If your child is going through a picky eater stage, invite a friend over who is the same age as your child, or slightly older who “likes to eat.” Your child will catch on. Group feeding allows your child to learn from other children’s positive example.
Children (and adults) think that immersing foods in a tasty dip is pure fun, and delightfully messy. This trick is especially helpful when getting kids to eat vegetables more frequently. Some possibilities to dip into:
- Cottage cheese or tofu dip
- Cream cheese
- Fruit juice-sweetened preserves
- Peanut butter, thinly spread
- Pureed fruits or vegetables
- Yogurt, plain or sweetened with juice concentrate.
These dips serve equally well as spreads on apples or pear slices, bell-pepper strips, rice cakes, bagels, toast, and other nutritious platforms.

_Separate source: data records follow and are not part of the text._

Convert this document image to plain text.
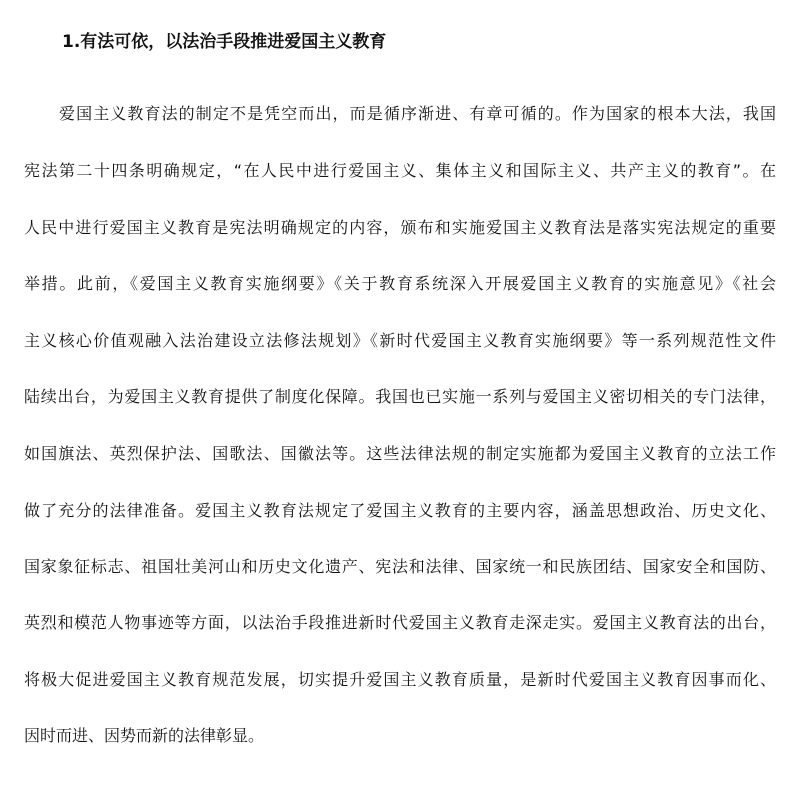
1.有法可依，以法治手段推进爱国主义教育
爱国主义教育法的制定不是凭空而出，而是循序渐进、有章可循的。作为国家的根本大法，我国
宪法第二十四条明确规定，“在人民中进行爱国主义、集体主义和国际主义、共产主义的教育”。在
人民中进行爱国主义教育是宪法明确规定的内容，颁布和实施爱国主义教育法是落实宪法规定的重要
举措。此前，《爱国主义教育实施纲要》《关于教育系统深入开展爱国主义教育的实施意见》《社会
主义核心价值观融入法治建设立法修法规划》《新时代爱国主义教育实施纲要》等一系列规范性文件
陆续出台，为爱国主义教育提供了制度化保障。我国也已实施一系列与爱国主义密切相关的专门法律，
如国旗法、英烈保护法、国歌法、国徽法等。这些法律法规的制定实施都为爱国主义教育的立法工作
做了充分的法律准备。爱国主义教育法规定了爱国主义教育的主要内容，涵盖思想政治、历史文化、
国家象征标志、祖国壮美河山和历史文化遗产、宪法和法律、国家统一和民族团结、国家安全和国防、
英烈和模范人物事迹等方面，以法治手段推进新时代爱国主义教育走深走实。爱国主义教育法的出台，
将极大促进爱国主义教育规范发展，切实提升爱国主义教育质量，是新时代爱国主义教育因事而化、
因时而进、因势而新的法律彰显。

Appearance is important. For getting kids to eat vegetables, why not use your child’s own toy plates for dishing out a snack? Our kids enjoy the unexpected and fanciful when it comes to serving dishes. Anything from plastic measuring cups to ice-cream cones can be used to make trying healthy new foods fun.
Use a small cookie cutter to cut vegetables into interesting shapes. This is a fun way to eat vegetables!
Steam Your Greens
They are much more flavorful and usually sweeter than when raw.
Most children need to try a new food 10-15 times before they develop a taste for it, so make a point of introducing a new item multiples times. This is especially true in getting kids to eat vegetables and fruits they’ve never tried, or other unfamiliar items.